Bakers yeast glycan is an obscure additive with very limited commercial use. The underlying molecule, a yeast cell-wall beta-glucan, is structurally related to components found naturally in oats, barley, and mushrooms. No toxicological red flags have been raised by regulators at food-use levels. The key finding from this review is that E408 does not appear on the UK FSA approved-additives list and could not be confirmed as authorised under EU Regulation 1333/2008 Annex II. EFSA reviewed yeast beta-glucans as a Novel Food in 2011, not as an Annex II food additive. It is authorised in the US under 21 CFR 172.898. Anyone encountering E408 on a UK food label should note that its authorisation status in Great Britain is unconfirmed from primary sources.

Related additives

Common questions

Is E408 authorised for use in UK food?

E408 does not appear on the UK FSA approved-additives list, and searches of the EU Annex II food additives database returned no entry for it. Its authorisation status in the UK and EU is not confirmed from primary sources. It is authorised in the US under 21 CFR 172.898. Anyone needing to verify UK compliance should check the FSA approved-additives database directly.

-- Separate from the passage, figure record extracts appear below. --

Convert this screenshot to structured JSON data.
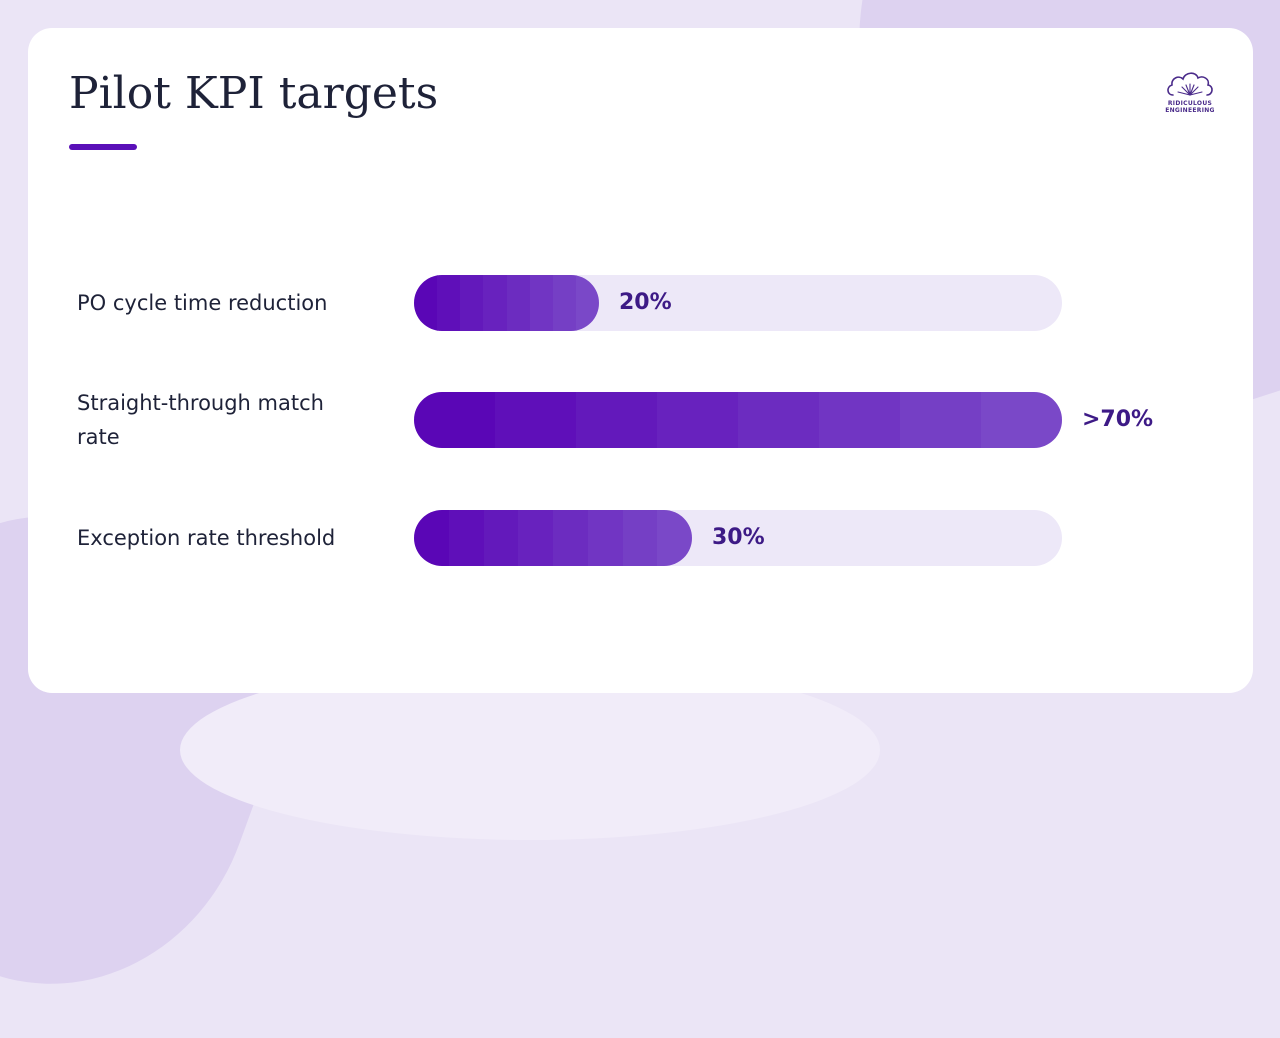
{
  "slide": {
    "title": "Pilot KPI targets"
  },
  "logo": {
    "line1": "RIDICULOUS",
    "line2": "ENGINEERING"
  },
  "colors": {
    "accent": "#5a10b8",
    "fill_start": "#5a06b6",
    "fill_end": "#7a48c8",
    "track": "#ede8f8",
    "value_text": "#3d1a86"
  },
  "chart_data": {
    "type": "bar",
    "orientation": "horizontal",
    "categories": [
      "PO cycle time reduction",
      "Straight-through match rate",
      "Exception rate threshold"
    ],
    "values": [
      20,
      70,
      30
    ],
    "value_labels": [
      "20%",
      ">70%",
      "30%"
    ],
    "xlim": [
      0,
      70
    ],
    "title": "",
    "xlabel": "",
    "ylabel": "",
    "grid": false,
    "legend": "none"
  }
}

Is E408 related to baker's yeast allergy?

Yes, it is extracted from Saccharomyces cerevisiae (baker's yeast). People with a known yeast allergy should be aware of the source, though it is not one of the 14 major UK declarable allergens and would not trigger a mandatory allergen declaration.

What foods contain E408?

It has been evaluated for use in bakery products, sauces, and salad dressings, but commercial use is rare, particularly in the UK and EU where its authorisation status is unconfirmed. It is unlikely to appear in most everyday UK foods.

Is E408 vegan?

Yes. It is derived from baker's yeast, not from animals or animal by-products.